Entretien avec Gilles Chauveau, président de Speedy : "Nous pouvons atteindre 700 centres"

Publié le 27 février 2004

Par Alexandre Guillet
11 min de lecture
A la tête de Speedy depuis treize ans, Gilles Chauveau a résisté à la valse des actionnaires. Invité de l'émission "Face à la Presse" du magazine Auto K7, il fait le point sur la stratégie et l'avenir de Speedy. Après une mauvaise année 2002, les résultats redeviennent positifs. ...
A la tête de Speedy depuis treize ans, Gilles Chauveau a résisté à la valse des actionnaires. Invité de l'émission "Face à la Presse" du magazine Auto K7, il fait le point sur la stratégie et l'avenir de Speedy. Après une mauvaise année 2002, les résultats redeviennent positifs. ...

...Le Journal de l'Automobile : Speedy a connu beaucoup de transformations. A chaque fois dans de bonnes conditions car les résultats étaient là, sauf en 2002. Est-ce que 2003 a été une année correcte ?
Gilles Chauveau : Contre toute attente, les résultats de 2003 ont été extraordinaires, après une année 2002 catastrophique. La hausse des ventes de 2 % est loin des taux de croissance de 15 à 20 % que nous faisions auparavant, mais le marché a baissé de 1,5 à 3 %. Très rapidement, dès le mois de mars, nous nous sommes rendus compte que les performances seraient au rendez-vous en fin d'année. Et, malgré un mauvais mois de mai, dès juillet nous sommes revenus dans les objectifs. Le plan de restructuration que nous avons mis en place fin 2002 s'est avéré payant. Grâce à la réduction des coûts et à la hausse de la marge, nous générons un résultat qui se situe entre 11,5 à 12 millions d'euros.


J.A. : Vous êtes depuis plus de vingt ans chez Speedy, dont treize à la direction générale. Vous êtes plus inoxydable que vos pots d'échappement ?
G.C. : La difficulté pour moi n'a pas été le changement de nombreux actionnaires dans le passé. Mais lors de la cession à CVC, pour la première fois de notre existence, nous avions de très mauvaises performances. Nous avons alors présenté un plan de redressement qui a porté ses fruits.

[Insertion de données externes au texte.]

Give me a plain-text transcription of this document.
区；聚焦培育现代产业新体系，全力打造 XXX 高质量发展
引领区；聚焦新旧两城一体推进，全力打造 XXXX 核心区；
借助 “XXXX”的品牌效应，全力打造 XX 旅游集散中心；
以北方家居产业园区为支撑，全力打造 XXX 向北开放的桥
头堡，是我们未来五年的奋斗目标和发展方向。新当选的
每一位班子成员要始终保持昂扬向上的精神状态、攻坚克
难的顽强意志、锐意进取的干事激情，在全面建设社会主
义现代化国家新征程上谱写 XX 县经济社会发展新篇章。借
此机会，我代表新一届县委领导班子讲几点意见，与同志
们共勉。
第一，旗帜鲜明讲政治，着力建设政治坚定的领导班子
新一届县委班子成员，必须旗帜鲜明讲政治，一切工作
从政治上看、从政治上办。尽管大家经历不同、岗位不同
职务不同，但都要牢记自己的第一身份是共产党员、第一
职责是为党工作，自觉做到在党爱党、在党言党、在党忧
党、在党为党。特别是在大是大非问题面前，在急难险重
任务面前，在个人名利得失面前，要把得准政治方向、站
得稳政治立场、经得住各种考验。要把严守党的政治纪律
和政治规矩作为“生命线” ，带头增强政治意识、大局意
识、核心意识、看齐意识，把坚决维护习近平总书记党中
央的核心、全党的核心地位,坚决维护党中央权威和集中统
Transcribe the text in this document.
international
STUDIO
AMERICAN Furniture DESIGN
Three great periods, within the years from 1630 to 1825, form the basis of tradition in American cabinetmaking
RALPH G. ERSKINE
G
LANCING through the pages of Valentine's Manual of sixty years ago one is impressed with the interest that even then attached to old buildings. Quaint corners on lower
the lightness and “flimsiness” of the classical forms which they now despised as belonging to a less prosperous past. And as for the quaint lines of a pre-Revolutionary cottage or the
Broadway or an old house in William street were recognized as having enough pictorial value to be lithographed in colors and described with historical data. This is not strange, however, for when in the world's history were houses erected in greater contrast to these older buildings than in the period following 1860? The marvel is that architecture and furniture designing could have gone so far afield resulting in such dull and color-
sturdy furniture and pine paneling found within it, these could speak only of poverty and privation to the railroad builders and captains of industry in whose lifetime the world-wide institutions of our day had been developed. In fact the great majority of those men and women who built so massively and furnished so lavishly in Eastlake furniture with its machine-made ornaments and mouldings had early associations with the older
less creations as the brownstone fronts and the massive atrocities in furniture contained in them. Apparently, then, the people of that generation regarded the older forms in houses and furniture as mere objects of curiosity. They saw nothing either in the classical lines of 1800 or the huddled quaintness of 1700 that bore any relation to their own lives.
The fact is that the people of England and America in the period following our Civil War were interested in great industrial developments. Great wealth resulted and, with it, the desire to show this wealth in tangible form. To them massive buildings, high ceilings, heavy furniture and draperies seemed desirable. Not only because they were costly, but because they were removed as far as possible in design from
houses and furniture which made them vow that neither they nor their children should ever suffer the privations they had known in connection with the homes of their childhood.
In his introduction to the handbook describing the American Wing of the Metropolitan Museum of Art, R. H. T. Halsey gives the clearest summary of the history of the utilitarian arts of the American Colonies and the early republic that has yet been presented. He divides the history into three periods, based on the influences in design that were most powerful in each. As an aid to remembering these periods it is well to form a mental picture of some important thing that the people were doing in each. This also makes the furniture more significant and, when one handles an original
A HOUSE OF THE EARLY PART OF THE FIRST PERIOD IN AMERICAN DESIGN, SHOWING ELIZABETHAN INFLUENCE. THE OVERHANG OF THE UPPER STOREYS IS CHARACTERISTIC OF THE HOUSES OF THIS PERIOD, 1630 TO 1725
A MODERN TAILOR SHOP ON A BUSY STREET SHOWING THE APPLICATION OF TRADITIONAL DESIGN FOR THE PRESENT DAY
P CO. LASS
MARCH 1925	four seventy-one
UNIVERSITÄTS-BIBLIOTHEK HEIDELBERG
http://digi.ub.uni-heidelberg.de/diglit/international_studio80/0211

J.A. : Si vous étiez dans cette situation, c'est que quelques erreurs avaient été commises ? Faire confiance à celui qui avait fait ces erreurs, c'est beaucoup pour un investisseur ?
G.C. : C'est évident que j'ai ma part de responsabilité. Mais il faut reconnaître que c'était le premier faux pas depuis notre création. Speedy a connu des progressions fantastiques. En 2002, nous n'arrivions pas à la performance attendue. J'ai pris les décisions qu'il fallait rapidement : les résultats sont là en 2003 et je repars tranquille pour 2004.


J.A. : Allez-vous sacrifier à la mode du développement en franchise ? Y a-t-il une motivation différente entre un franchisé et un intégré ?
G.C. : La franchise est née chez Speedy avec l'acquisition de Plein Pot en 1991. Nous avions racheté une chaîne de 82 centres dont 37 étaient en franchise. Je me suis rendu compte que la franchise était une opportunité de développement. Kwik-Fit, notre actionnaire de 1999 à 2002, voulait que nous montions en France 50 centres par an. Pour cela, il fallait aller vite, ce qui excluait le développement en franchise qui prend beaucoup plus de temps. A mon avis, c'était une erreur de vouloir aller trop vite. Certains centres se sont créés dans des emplacements qui ne sont pas au top. Nous avons monté pas loin de 100 centres en l'espace de trois ans, ce qui est énorme. Lorsque CVC est arrivé, nous avons demandé un temps de pose. Pour deux raisons : faire un état des lieux des centres existants, dont certains avaient perdu de leur superbe, et faire un état des lieux des villes dont les axes entrants avaient changé et où certains centres étaient mal positionnés. Nous avons fermé une quinzaine de centres en début d'année dernière. Nous avons pu réinvestir dans les centres existants, entre autres dans l'outillage. Nous venons de passer commande de 130 machines de parallélisme.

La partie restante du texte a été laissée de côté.